Adaptation au jeûne
Le glucose est la source énergétique principale de l’organisme utilisé directement en post-prandiale ou stocké sous forme de glycogène musculaire et hépatique (glycogénosynthèse) et sous forme de triglycérides dans le tissu adipeux.
Lors du jeûne, les réserves de glycogène hépatique (glycogénolyse) et musculaire, sont utilisées en priorité. Après 24 à 72 heures, les réserves sont fortement diminuées et l’organisme passe de l’utilisation du glucose à celle des protéines (néoglucogénése) et des graisses (lipolyse et ß-oxydation).

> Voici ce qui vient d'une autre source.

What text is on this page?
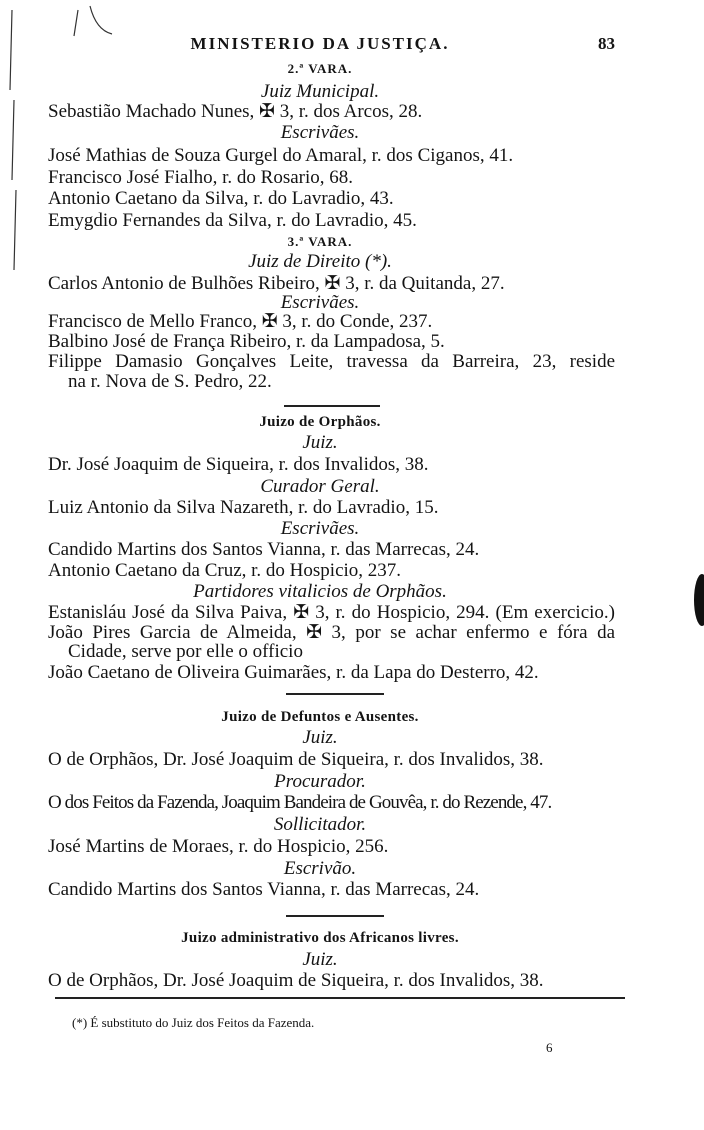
MINISTERIO DA JUSTIÇA.	83
2.ª VARA.
Juiz Municipal.
Sebastião Machado Nunes, ✠ 3, r. dos Arcos, 28.
Escrivães.
José Mathias de Souza Gurgel do Amaral, r. dos Ciganos, 41.
Francisco José Fialho, r. do Rosario, 68.
Antonio Caetano da Silva, r. do Lavradio, 43.
Emygdio Fernandes da Silva, r. do Lavradio, 45.
3.ª VARA.
Juiz de Direito (*).
Carlos Antonio de Bulhões Ribeiro, ✠ 3, r. da Quitanda, 27.
Escrivães.
Francisco de Mello Franco, ✠ 3, r. do Conde, 237.
Balbino José de França Ribeiro, r. da Lampadosa, 5.
Filippe Damasio Gonçalves Leite, travessa da Barreira, 23, reside
na r. Nova de S. Pedro, 22.
Juizo de Orphãos.
Juiz.
Dr. José Joaquim de Siqueira, r. dos Invalidos, 38.
Curador Geral.
Luiz Antonio da Silva Nazareth, r. do Lavradio, 15.
Escrivães.
Candido Martins dos Santos Vianna, r. das Marrecas, 24.
Antonio Caetano da Cruz, r. do Hospicio, 237.
Partidores vitalicios de Orphãos.
Estanisláu José da Silva Paiva, ✠ 3, r. do Hospicio, 294. (Em exercicio.)
João Pires Garcia de Almeida, ✠ 3, por se achar enfermo e fóra da
Cidade, serve por elle o officio
João Caetano de Oliveira Guimarães, r. da Lapa do Desterro, 42.
Juizo de Defuntos e Ausentes.
Juiz.
O de Orphãos, Dr. José Joaquim de Siqueira, r. dos Invalidos, 38.
Procurador.
O dos Feitos da Fazenda, Joaquim Bandeira de Gouvêa, r. do Rezende, 47.
Sollicitador.
José Martins de Moraes, r. do Hospicio, 256.
Escrivão.
Candido Martins dos Santos Vianna, r. das Marrecas, 24.
Juizo administrativo dos Africanos livres.
Juiz.
O de Orphãos, Dr. José Joaquim de Siqueira, r. dos Invalidos, 38.
(*) É substituto do Juiz dos Feitos da Fazenda.
6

Les corps cétoniques sont l'essentiel des apports énergétiques.
La sécrétion d'insuline diminue alors que la sécrétion de glucagon augmente.
A long terme, on observe une fonte musculaire et des masses grasses avec une diminution du volume cellulaire.
Les taux intracellulaires de potassium, de phosphate, de magnésium et de calcium diminuent car l’énergie intracellulaire est insuffisante à maintenir un pompage ionique actif.
Les réserves de vitamine B1 (thiamine), cofacteur essentiel de l’oxydation du glucose, de la protéolyse, de la production d’acétyl-CoA et du cycle de Krebs sont épuisées en dix à vingt jours.
Une fois l’organisme adapté à ces modifications, la survie peut durer plusieurs mois à condition que le jeûne ne soit pas absolu.